Tuesday, December 12, 2006

Things I Never Knew...

...At least not until I read them online. Now, dear reader, you can know them too! (note to those lacking a sense of irony: exclamation point used only in mock irony).

If Hillary were to be elected in '08 and re-elected four years later, either a Bush or Clinton would have appeared on every presidential ticket from 1980 to 2016.
Read all about it from Newsweek's always-astute Jonathan Alter.

Vanity Fair columnist and Slate contributor Christopher Hitchens
is four-square against deceased tyrants in Chile. Those still alive and in office in his own adopted country of America--well, he isn't so unequivocal about them.

All the Craigslist local websites collectively get twice as much traffic as online retail giant Amazon.com,
according to the self-proclaimed Capitalist Tool.

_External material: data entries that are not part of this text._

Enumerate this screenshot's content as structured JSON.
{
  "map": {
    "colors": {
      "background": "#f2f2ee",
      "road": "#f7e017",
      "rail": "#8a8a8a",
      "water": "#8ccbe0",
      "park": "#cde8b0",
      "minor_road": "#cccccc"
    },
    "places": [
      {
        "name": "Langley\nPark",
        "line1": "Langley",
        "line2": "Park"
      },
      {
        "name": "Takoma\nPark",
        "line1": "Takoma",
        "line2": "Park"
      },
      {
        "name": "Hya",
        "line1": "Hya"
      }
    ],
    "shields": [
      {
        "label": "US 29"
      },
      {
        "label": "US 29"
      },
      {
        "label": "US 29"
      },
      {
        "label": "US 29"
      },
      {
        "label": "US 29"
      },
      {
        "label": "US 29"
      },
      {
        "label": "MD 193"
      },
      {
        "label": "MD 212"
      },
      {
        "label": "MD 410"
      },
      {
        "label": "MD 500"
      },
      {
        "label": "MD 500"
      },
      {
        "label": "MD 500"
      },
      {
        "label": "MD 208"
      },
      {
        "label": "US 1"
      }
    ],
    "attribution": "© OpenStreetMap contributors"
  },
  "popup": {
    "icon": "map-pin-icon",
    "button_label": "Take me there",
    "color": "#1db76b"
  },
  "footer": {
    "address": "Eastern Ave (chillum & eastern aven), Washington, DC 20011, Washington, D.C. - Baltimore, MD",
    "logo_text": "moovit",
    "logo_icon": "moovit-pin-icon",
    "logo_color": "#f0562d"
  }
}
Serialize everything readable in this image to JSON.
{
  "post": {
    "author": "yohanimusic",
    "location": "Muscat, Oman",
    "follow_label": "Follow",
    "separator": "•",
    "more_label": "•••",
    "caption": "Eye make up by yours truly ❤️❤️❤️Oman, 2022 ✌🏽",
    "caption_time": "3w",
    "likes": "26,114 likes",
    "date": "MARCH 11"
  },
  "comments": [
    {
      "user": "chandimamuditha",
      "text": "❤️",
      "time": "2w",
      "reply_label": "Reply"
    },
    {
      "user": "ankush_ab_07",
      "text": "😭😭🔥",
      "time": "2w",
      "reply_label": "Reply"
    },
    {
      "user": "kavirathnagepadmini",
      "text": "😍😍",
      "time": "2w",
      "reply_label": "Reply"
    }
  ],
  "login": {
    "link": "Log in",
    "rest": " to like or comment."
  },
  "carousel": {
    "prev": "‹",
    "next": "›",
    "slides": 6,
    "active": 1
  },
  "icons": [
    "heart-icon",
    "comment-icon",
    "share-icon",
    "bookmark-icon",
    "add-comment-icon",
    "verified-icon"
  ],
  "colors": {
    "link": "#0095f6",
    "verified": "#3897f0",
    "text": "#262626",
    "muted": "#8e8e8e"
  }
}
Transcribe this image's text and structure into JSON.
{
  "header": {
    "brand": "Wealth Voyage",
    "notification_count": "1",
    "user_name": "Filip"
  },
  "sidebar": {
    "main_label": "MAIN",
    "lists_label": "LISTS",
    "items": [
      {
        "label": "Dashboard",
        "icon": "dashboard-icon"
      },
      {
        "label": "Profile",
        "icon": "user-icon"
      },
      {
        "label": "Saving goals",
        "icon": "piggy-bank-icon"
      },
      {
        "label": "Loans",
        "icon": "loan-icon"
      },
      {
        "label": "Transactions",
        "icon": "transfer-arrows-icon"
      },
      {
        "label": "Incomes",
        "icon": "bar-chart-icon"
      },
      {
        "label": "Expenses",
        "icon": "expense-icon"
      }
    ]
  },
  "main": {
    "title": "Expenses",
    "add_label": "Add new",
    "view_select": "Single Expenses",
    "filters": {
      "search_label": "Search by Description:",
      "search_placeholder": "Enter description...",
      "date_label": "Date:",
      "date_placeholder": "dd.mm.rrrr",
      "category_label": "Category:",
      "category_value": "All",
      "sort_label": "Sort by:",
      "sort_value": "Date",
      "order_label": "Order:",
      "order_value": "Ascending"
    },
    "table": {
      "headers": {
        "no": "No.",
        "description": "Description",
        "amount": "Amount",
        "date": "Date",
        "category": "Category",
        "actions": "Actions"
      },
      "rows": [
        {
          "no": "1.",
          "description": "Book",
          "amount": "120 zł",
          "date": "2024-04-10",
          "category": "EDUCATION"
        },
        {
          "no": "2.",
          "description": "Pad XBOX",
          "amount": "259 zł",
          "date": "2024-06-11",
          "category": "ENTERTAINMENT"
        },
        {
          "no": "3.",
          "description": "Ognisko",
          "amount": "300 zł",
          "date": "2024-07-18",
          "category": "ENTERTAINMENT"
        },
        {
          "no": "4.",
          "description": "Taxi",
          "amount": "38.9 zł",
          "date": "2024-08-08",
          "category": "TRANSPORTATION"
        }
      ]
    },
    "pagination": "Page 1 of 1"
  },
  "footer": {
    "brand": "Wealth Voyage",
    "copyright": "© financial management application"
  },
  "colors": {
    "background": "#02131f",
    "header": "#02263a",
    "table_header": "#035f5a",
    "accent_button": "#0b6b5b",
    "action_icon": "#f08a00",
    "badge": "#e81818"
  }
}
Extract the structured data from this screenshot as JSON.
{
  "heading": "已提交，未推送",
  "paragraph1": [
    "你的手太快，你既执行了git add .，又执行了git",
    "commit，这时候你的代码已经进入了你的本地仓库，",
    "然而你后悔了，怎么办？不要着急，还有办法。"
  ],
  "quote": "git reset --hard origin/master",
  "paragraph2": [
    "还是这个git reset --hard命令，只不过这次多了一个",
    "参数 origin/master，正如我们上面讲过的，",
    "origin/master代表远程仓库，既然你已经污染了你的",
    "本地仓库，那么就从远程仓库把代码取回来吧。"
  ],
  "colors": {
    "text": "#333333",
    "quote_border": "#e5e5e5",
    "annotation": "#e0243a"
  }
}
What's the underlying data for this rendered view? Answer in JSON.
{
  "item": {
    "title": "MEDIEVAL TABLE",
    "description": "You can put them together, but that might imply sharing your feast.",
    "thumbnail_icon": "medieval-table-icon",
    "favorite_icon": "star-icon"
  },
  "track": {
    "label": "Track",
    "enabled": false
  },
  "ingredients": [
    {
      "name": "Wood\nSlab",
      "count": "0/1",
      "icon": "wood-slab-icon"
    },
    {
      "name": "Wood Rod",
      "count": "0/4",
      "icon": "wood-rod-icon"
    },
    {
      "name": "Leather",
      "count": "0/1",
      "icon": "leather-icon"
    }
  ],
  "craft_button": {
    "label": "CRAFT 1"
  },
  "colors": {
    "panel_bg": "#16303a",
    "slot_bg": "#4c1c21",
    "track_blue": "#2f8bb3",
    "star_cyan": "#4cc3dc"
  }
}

Wow--no wonder the newspaper industry is hurting. But then, I did buy a family van that way not so long ago (thus eviscerating the need to deal with smarmy car salesmen), and the mag that publishes my parenting column is now advertising for a new editor by placing a free ad on Craigslist, and advertising nowhere else.

There's been a slight two-year decline in public radio's national audience.
This comes despite the staff enhancements made possible by burger heiress Joan Krok's giant bequest and the utter collapse of any real radio alternatives for people with an IQ above 60 (radio giant Clear Channel, which effectively controls at least one-third of the commercial dial, recently agreed to sell itself to a couple of soulless Wall Street buyout firms. You can expect them to dumb down and milk these stations for ever last dollar even more than Clear Channel ever did, which is saying something). Audience erosion to the web is no doubt the leading suspect. But I think lefty NPR's odd age hangups (a la the Bob Edwards fiasco) and discomfort with race (the Tavis Smiley episode) also play a part. NPR's ombudsman does his level best to deal with lingering criticisms about both situations here. What he doesn't discuss is perhaps NPR's biggest emerging problem: its ever-increasing corporate ethos.